Carta ao Magnifico Reitor da UFG.

Ao magnífico Reitor da UFG Universidade Federal de Goiás

Vimos, através desta,lamentar o descaso desta reitoria quanto o encaminhamento do projeto de escolarização objeto de termo de parceria desta Universidade com INCRA/Pronera, que tem  como objetivo escolarizar jovens e adultos nos assentamentos de reforma agrária.  O projeto foi fruto de uma demanda levada pelos movimentos sociais, especificamente Terra Livre, MST e FETAEG. A um grupo de professores desta universidade do Campus de Catalão, que se interessaram pela nossa solicitação e elaboram o projeto, aprovando o mesmo junto ao INCRA/ Pronera. No ano de 2011.  Bem como, construindo e elaborando o material pedagógico no qual seria objeto de apoio para os educadores.

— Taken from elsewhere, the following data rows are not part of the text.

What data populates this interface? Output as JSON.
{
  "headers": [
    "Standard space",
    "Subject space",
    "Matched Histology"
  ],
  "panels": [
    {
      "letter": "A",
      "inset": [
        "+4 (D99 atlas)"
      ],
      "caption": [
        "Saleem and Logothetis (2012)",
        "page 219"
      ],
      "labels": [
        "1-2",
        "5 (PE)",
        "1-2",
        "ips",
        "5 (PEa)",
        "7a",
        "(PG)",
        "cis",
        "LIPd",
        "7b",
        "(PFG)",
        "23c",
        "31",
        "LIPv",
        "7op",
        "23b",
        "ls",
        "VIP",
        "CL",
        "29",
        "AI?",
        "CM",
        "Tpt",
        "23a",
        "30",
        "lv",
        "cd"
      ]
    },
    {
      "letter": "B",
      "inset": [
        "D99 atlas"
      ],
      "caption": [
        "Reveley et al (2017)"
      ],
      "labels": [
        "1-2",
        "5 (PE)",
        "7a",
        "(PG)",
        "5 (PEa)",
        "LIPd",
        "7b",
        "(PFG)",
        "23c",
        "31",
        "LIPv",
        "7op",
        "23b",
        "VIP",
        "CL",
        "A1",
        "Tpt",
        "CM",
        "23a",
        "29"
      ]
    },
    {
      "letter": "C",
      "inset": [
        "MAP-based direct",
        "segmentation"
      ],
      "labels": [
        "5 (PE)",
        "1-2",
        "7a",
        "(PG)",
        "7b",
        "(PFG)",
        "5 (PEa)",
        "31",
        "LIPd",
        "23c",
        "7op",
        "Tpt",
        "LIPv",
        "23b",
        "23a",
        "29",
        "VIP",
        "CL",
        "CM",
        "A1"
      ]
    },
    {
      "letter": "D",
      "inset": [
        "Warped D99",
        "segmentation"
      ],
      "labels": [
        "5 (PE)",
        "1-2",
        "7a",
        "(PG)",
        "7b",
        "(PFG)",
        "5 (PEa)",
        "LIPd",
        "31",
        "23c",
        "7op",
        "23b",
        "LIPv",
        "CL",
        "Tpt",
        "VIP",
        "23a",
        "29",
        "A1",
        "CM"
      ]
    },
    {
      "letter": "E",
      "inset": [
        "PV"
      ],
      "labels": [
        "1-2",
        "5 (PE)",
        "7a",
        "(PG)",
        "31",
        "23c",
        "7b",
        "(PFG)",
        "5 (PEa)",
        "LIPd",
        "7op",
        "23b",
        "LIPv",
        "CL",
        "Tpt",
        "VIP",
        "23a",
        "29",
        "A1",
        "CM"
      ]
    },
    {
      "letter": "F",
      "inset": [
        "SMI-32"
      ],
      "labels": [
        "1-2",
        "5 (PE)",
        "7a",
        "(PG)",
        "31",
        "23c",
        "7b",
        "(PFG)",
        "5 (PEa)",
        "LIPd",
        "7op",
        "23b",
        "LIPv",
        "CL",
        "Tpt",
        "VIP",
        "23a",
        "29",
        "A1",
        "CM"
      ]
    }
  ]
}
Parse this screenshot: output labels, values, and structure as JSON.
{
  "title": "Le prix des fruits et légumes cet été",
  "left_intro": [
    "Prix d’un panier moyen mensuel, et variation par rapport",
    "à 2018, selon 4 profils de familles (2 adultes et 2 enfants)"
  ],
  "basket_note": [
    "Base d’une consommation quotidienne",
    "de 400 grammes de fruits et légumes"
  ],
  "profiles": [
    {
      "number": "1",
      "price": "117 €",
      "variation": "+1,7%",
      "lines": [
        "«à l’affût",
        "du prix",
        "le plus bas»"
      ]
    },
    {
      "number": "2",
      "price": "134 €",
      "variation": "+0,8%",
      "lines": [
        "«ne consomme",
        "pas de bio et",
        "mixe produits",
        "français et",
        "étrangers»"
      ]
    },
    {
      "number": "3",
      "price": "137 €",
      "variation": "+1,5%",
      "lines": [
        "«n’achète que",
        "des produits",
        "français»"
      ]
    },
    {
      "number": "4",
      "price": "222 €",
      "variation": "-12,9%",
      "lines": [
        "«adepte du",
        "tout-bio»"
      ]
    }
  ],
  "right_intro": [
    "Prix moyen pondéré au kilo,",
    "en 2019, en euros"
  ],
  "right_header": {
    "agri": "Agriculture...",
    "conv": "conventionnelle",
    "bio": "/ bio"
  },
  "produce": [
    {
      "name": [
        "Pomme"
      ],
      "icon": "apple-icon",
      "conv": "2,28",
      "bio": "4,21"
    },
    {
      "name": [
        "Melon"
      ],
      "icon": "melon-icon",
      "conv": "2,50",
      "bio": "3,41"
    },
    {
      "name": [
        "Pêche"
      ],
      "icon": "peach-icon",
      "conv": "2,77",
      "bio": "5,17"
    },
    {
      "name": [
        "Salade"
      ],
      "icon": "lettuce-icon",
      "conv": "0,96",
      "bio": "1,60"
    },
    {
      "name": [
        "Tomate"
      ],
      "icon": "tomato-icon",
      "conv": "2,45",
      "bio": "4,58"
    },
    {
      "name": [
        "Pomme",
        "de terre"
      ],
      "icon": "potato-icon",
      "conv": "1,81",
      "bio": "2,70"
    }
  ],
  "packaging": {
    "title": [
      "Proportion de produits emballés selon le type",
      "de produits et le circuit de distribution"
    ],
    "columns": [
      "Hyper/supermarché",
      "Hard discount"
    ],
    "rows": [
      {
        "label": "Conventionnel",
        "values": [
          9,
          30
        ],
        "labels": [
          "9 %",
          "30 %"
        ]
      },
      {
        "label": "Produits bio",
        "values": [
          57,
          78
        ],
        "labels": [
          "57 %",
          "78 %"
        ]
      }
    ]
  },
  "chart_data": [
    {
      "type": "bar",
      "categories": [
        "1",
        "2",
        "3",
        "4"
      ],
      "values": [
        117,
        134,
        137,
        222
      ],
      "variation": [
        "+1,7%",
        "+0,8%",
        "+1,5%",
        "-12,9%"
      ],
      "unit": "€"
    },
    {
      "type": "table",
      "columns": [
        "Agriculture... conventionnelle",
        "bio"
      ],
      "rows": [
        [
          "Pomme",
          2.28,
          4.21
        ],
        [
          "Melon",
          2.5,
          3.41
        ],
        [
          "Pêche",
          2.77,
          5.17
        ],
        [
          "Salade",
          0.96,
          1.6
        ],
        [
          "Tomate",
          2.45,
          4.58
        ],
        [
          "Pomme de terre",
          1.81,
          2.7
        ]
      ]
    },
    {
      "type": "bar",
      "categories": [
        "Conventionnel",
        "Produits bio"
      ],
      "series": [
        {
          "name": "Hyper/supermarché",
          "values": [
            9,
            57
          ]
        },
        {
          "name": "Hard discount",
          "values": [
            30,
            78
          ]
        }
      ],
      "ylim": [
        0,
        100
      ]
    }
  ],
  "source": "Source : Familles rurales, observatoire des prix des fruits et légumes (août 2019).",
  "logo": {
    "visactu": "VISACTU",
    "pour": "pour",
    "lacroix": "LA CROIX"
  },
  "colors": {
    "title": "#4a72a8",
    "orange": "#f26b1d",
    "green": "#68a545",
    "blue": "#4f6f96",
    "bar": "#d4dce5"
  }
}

Mas infelizmente, o trâmite na universidade sempre foi muito truncado, fizemos mais de uma reunião com o magnífico Reitor para tratar do assunto, como também várias conversa com o Vice Reitor , dezena de reunião com a servidora responsável pelo setor de finanças da Funap. Buscando dar agilidade ao processo foram varias os compromissos assumidos e não cumprido cansamos de telefonar, de fazer vigília na anti sala da reitoria, no decorre do anode 2012 , mesmo assim devido a demora em concluir o plano de trabalho os  recursos foram recolhidos  pelo INCRA . Retomamos o processo no ano de 2013,já chegamos ao final do ano,sem que consigamos concluir os ajustes no plano de trabalho do projeto. Com isso o Pronera Nacional recolheu os recursos e propõe o fim do termos de  parceria.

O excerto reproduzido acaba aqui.